What does low SNS do to inotropy/contractility?

Low SNS inhibits inotropy by decreasing the amount of calcium in the cell.

What are some drugs that inhibits inotorpy?

• Beta1 antagonists: Metoprolol or lopressor

• Calcium-channel blockers/cardioinhibitory

  • Benzothiazepine: Diltiazem

  • Phenylalkylamine: Verapamil (cardiac-specific)

What are cardiac glycosides?

A class of drugs that increase cardiac contracility (positive inotropy) and decreases the heart rate (negative chronotropy) to cause an overall increase in CO. It is cardiostimulatory

What is preload?

The volume of blood loaded into the heart before ventricular contraction

What are the other names for preload?

• Venous return

• End-diastolic volume

• Frank-Starling Law of the Heart

How does the volume of blood filling the heart affect contraction strength?

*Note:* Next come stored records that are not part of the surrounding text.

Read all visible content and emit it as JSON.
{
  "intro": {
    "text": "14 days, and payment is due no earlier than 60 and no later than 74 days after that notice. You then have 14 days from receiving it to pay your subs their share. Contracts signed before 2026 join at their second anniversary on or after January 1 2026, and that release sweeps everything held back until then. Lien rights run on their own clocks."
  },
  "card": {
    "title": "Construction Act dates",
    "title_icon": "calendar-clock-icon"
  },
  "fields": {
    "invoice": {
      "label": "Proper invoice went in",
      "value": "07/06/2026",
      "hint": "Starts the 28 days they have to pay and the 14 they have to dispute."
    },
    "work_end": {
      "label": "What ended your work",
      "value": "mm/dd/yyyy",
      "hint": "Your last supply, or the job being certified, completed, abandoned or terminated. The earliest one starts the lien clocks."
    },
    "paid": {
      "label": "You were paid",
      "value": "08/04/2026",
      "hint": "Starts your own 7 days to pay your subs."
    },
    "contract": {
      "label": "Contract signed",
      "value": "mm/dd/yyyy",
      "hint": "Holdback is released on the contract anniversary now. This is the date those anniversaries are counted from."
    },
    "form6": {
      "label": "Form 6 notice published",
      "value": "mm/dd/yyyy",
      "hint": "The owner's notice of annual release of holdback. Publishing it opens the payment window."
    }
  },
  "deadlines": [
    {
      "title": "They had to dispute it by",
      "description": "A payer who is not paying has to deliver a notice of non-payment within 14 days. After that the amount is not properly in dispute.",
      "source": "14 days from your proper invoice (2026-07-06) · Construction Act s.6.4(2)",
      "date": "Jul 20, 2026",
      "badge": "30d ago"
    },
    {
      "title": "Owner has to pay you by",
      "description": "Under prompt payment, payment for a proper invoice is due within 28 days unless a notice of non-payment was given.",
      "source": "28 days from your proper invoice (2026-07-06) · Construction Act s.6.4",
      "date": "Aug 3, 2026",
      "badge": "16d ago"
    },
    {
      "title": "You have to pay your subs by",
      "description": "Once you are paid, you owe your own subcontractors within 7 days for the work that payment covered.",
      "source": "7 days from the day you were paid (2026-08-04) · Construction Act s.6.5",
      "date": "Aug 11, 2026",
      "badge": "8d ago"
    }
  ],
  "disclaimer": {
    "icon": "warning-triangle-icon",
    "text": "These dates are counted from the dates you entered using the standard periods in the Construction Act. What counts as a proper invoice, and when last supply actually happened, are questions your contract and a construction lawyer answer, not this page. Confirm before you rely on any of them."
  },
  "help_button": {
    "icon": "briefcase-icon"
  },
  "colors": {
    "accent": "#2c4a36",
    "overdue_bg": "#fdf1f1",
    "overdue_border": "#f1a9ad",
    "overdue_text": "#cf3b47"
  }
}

Sarcomeres are stretched as the heart fills with blood. The changes in the length of sarcomeres will determine the strength of heart contraction.

How can the sarcomere determine the amount of stretching/changes in length it experiences?

The amount of myosin-actin overlap

What is the relationship between length and tension?

Linear. Lower preload/length = lower tension. Higher preload = higher tension

What things can affect preload?

• Venoconstriction by SNS

• Muscle pump: veins between skeletal muscles pump blood toward heart

• Respiratory pump: during inspiration, throacic pressure drops, drawing blood into the heart

What is Systole?

Isovolumetric contraction and ejection of blood

What is diastole?

Isovolumetric relaxation, with active and passive ventricular filling

Starting at last diastole, what are the phases of the cardiac cycle?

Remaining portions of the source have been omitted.